Lifestyle is one of the biggest factors, since marketers are often trying to sell a lifestyle that they pose the consumer doesn’t have. Lifestyle factors that might have an impact without the input of marketers might include whether they are a stay-at-home mum, what diet we’re on, our approach to exercise, whether we have higher education, what occupation industry we’re in, etc. But marketers often pose the idea of, for example, “Are you stressed?” when everyone is stressed to some degree, and then pose a solution to their stress. “It’s caused by cleaning, try this cleaning product,” etc.
It stands to be the case that the biggest influence on whether a consumer will buy something is whether or not they feel they can afford it. A lot of different elements can go into the decision, including personal income, family income, income expectations, consumer credit, liquid assets, and savings.

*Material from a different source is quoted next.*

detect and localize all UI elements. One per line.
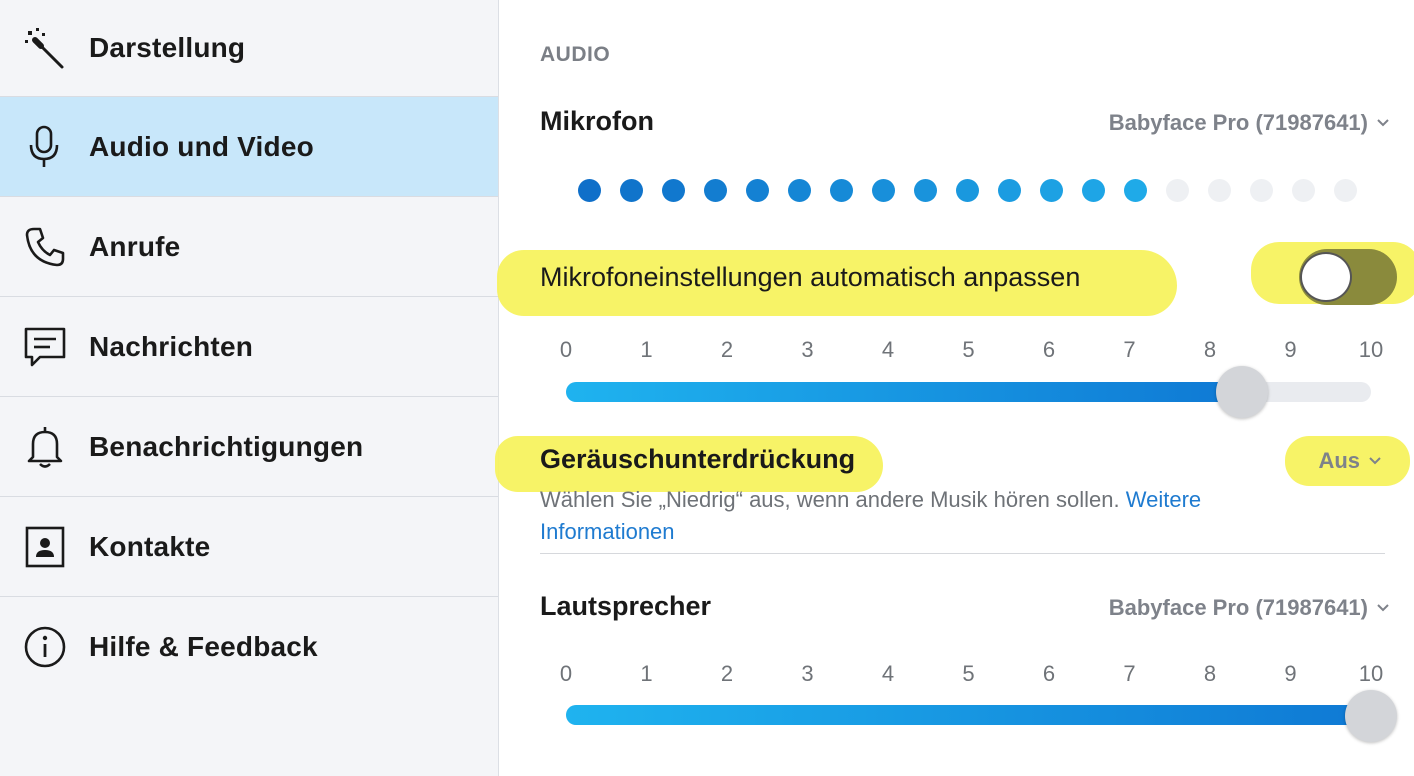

Personal income is split into discretionary and disposable personal income, or what you assign to your financial responsibilities and what is leftover. It is the basest of influence. Would this purchase come under a “need” (discretionary) or a “want” (disposable) and can you afford it no matter what you land on?
Family income is the total sum income of the household, and more comes into a factor when it comes to purchases that aren’t necessary as there are more incomes backing the buy. Income expectations also aid our decisions, like if we expect a plunge in the future, we’ll be more careful with our spending.
When it comes to marketing, a big factor is making the payment process as easy as possible for the customer, which means automating a lot of the process. Read this guide on automation step by step to see where else in your customer service operations you can automate.
There are a few ways we can go with culture. There is national culture, subculture, social class and then the effects of large changes that might cause changes in culture.
For an example of national culture, it’s easy to look at McDonalds, which famously has premises all over the world. They tailor not only their marketing but even their items to the country they reside in. So, you can order a bacon, mac, and cheese toastie in Hong Kong, and tomato and mozzarella turnovers (essentially mini calzones) in Italy.
Subcultures can cover just about any culture within a nation, so while you might immediately think of aesthetic cultures like punks, religion also comes into subculture, geographical location, interests, sexual preference, etc. Platforms like TikTok and Facebook have actively encouraged finding your own subculture with communities and groups, which marketers can target and infiltrate.
And then there are the big changes worldwide. They can be bold and horrifying, such as the recent pandemic or the war in Ukraine, which is has affected everything from finance to brand loyalty when it comes to marketing, but there are also the more subtle results from these events. For example, Covid caused a lot of people to look at their social medias a lot more, making for a lot of changes in habits, including the idea of finding what you want to buy and then buying it directly from social media.